A smile passed across her lips. Never was woman so grateful, never wound so quickly healed. She shook her head sadly at him, and stilling the proud throbbing of her heart, she said:

"But thee played so well, Davy!"

He got up and turned his head away, lest he should laugh outright. Her reasoning—though he was not worldly enough to call it feminine, and though it scarce tallied with her argument—seemed to him quite her own.

"How long have we?" he said over his shoulder. "The sun is yet five minutes up, or more," she said, a little breathlessly, for she saw his hand inside his coat, and guessed his purpose.

"But thee will not dare to play—thee will not dare," she said, but more as an invitation than a rebuke. "Speech was denied me here, but not my music. I find no sin in it."

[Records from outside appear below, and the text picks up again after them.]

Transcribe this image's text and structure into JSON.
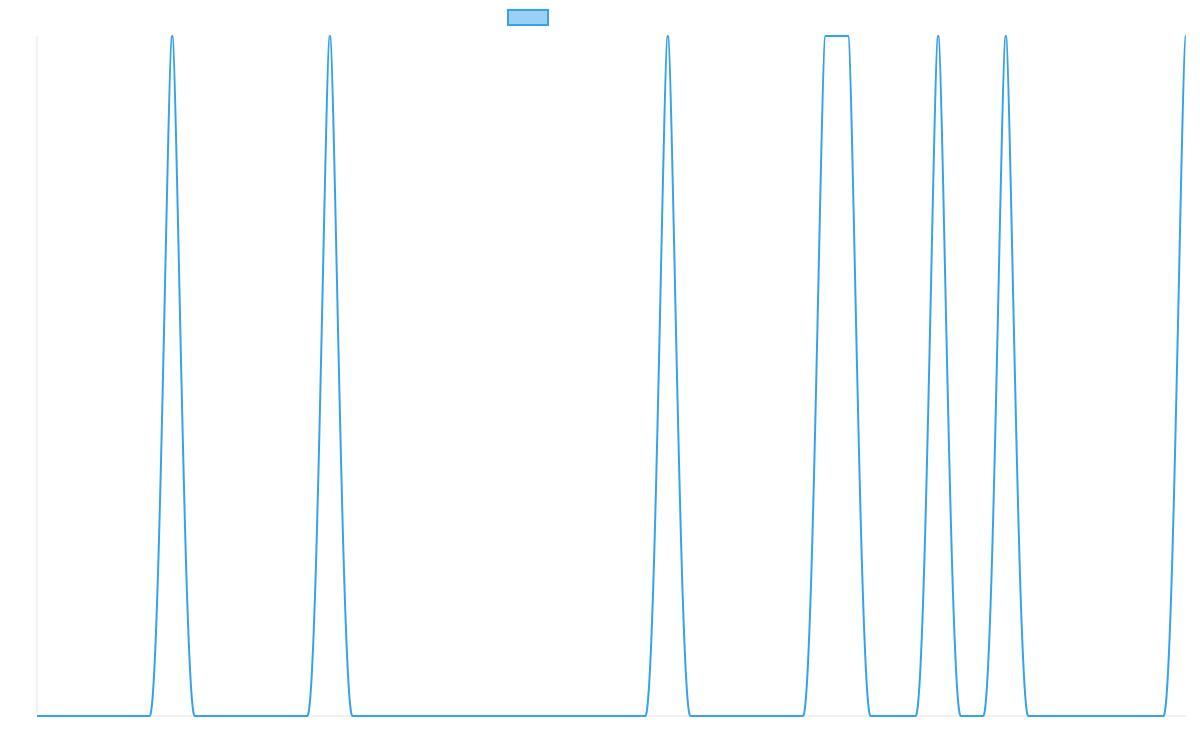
{
  "chart_data": {
    "type": "line",
    "title": "",
    "xlabel": "",
    "ylabel": "",
    "legend": {
      "placement": "top-center",
      "show_label": false
    },
    "x": [
      0,
      10,
      12,
      14,
      24,
      26,
      28,
      54,
      56,
      58,
      68,
      70,
      70.5,
      71.5,
      72,
      74,
      78,
      80,
      82,
      84,
      86,
      88,
      100,
      102
    ],
    "series": [
      {
        "color": "#36A2EB",
        "fill": "#9AD0F5",
        "values": [
          0,
          0,
          1,
          0,
          0,
          1,
          0,
          0,
          1,
          0,
          0,
          1,
          1,
          1,
          1,
          0,
          0,
          1,
          0,
          0,
          1,
          0,
          0,
          1
        ]
      }
    ],
    "xlim": [
      0,
      102
    ],
    "ylim": [
      0,
      1
    ],
    "grid": false,
    "curve": "smooth-peaks"
  }
}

She eagerly watched him adjust the flute. Suddenly she drew to him the chair from the doorway, and beckoned him to sit down. She sat where she could see the sunset.

The music floated through the room and down the hillside, a searching sweetness.

She kept her face ever on the far hills. It went on and on. At last it stopped. David roused himself, as from a dream. "But it is dark!" he said, startled. "It is past the time thee should be with me. My banishment began at sunset."

"Are all the sins to be thine?" she asked calmly. She had purposely let him play beyond the time set for their being together.

"Good-night, Davy." She kissed him on the cheek. "I will keep the music for the sin's remembrance," she added, and went out into the night.